Cazaril shrugged obligingly, and followed Dondo, feigning not to notice the two choice young bravos, a couple of Dondo's riper friends, who padded along a few paces behind them. They exited the tower block at the narrow end of the fortress, onto an irregular little quadrangle of a courtyard overlooking the confluence of the rivers. At a hand signal from Dondo, his two friends waited by the door, leaning against the stone wall like bored and tired sentries.

Cazaril calculated the odds. He had reach on Dondo, and despite his subsequent illness, his months pulling the oar on the galleys had left his wiry arms much stronger than they looked. Dondo was doubtless better trained. The bravos were young. A little drunk, but young. At three-to-one, swordplay might not even be required. An unagile secretary, too full of wine after supper, taking a walk on the battlements, could slip and fall in the dark, bouncing off the rock face three hundred feet down to the water below; his broken body might be found next day without a single telltale stab wound in it.

A few lanterns in wall brackets cast flickering orange light across the paving stones. Dondo gestured invitingly to a carved granite bench against the outer wall. The stone was gritty and chill against Cazaril's legs as he sat, the night breeze dank on his neck. With a little grunt, Dondo seated himself, too, automatically flipping his vest-cloak aside to free his sword hilt.

"So, Cazaril," Dondo began. "I see you are quite close in the confidence of the Royesse Iselle, these days."

"The post of her secretary is one of great responsibility. Of her tutor, even more so. I take it quite seriously."
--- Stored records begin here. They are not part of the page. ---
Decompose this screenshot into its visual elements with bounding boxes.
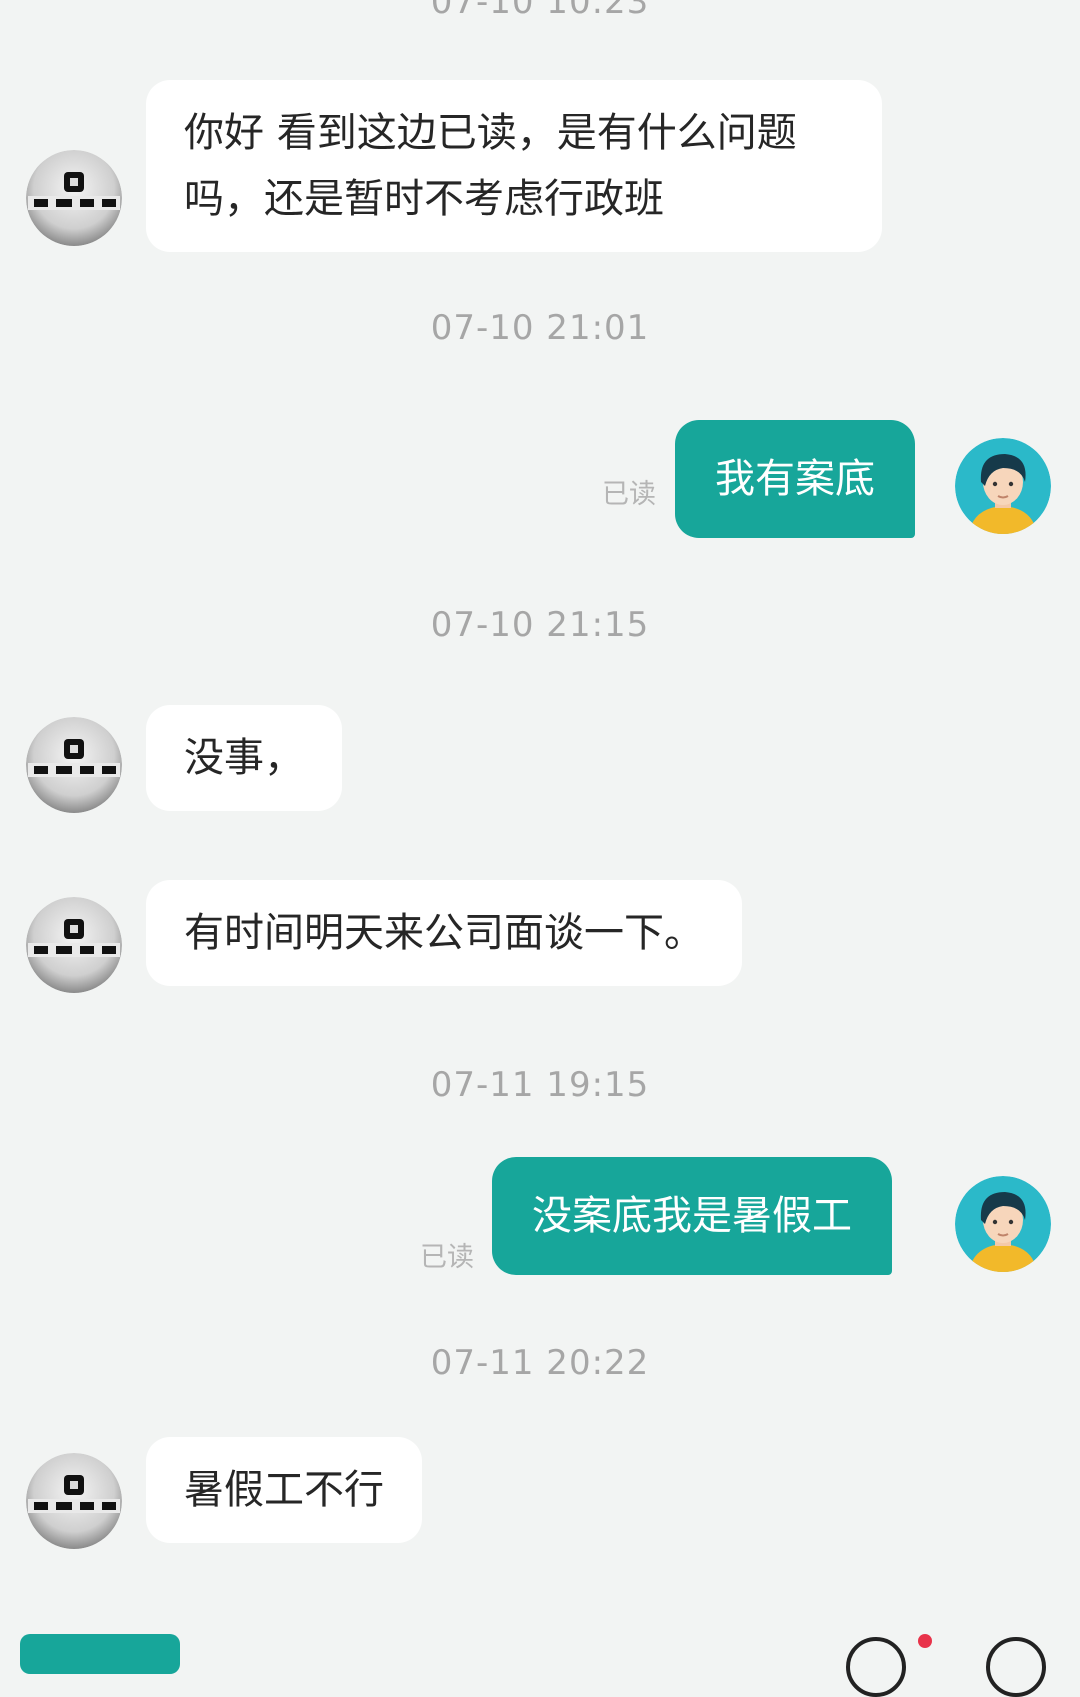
bottom-action-button[interactable] [20,1634,180,1674]
company-avatar[interactable] [26,897,122,993]
incoming-message-bubble[interactable]: 有时间明天来公司面谈一下。 [146,880,742,986]
user-avatar-icon [955,1176,1051,1272]
timestamp: 07-10 21:01 [430,308,650,348]
toolbar-circle-icon[interactable] [986,1637,1046,1697]
timestamp: 07-10 21:15 [430,605,650,645]
company-avatar[interactable] [26,150,122,246]
user-avatar-icon [955,438,1051,534]
company-logo-icon [26,897,122,993]
incoming-message-bubble[interactable]: 没事， [146,705,342,811]
company-avatar[interactable] [26,717,122,813]
timestamp: 07-11 19:15 [430,1065,650,1105]
company-avatar[interactable] [26,1453,122,1549]
read-status: 已读 [602,479,656,510]
incoming-message-bubble[interactable]: 暑假工不行 [146,1437,422,1543]
timestamp: 07-11 20:22 [430,1343,650,1383]
timestamp: 07-10 10:23 [430,0,650,22]
company-logo-icon [26,717,122,813]
chat-container[interactable]: 07-10 10:23 你好 看到这边已读，是有什么问题吗，还是暂时不考虑行政班… [0,0,1080,1697]
outgoing-message-bubble[interactable]: 没案底我是暑假工 [492,1157,892,1275]
read-status: 已读 [420,1242,474,1273]
outgoing-message-bubble[interactable]: 我有案底 [675,420,915,538]
company-logo-icon [26,1453,122,1549]
incoming-message-bubble[interactable]: 你好 看到这边已读，是有什么问题吗，还是暂时不考虑行政班 [146,80,882,252]
company-logo-icon [26,150,122,246]
notification-dot-icon [918,1634,932,1648]
user-avatar[interactable] [955,1176,1051,1272]
toolbar-circle-icon[interactable] [846,1637,906,1697]
user-avatar[interactable] [955,438,1051,534]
"No surprise there—you always took everything too seriously. Too much of a good thing can be a fault in a man, you know."

Cazaril shrugged.

Dondo sat back and crossed his legs at the ankles, as if making himself comfortable for a chat with some intimate. "For example"—he waved a hand toward the tower block now rising before them—"a girl of her age and style should be just starting to warm to men, and yet I find her strangely chill. A mare like that is made for breeding—she has good wide hips, to cradle a man." He gave his own a little double jerk, for illustration. "One hopes she has escaped that unfortunate taint in the blood, and it's not an early sign of the sort of, ah, difficulties of mind that overset her poor mother."

Cazaril decided not to touch this one. "Mm," he said.

"One hopes. And yet, if that is not the case, one is almost led to wonder if some... overserious person has taken to poisoning her mind against me."

"This court is full of gossip. And gossipers."

"Indeed. And, ah... just how do you speak of me to her, Cazaril?"

"Carefully."

Dondo sat back, and folded his arms. "Good. That's good." He paused for a time. "And yet, withal, I think that I should prefer warmly. Warmly would be better."

Cazaril moistened his lips. "Iselle is a very clever and sensitive girl. I'm sure she could sense if I were lying. Better to leave it as it is."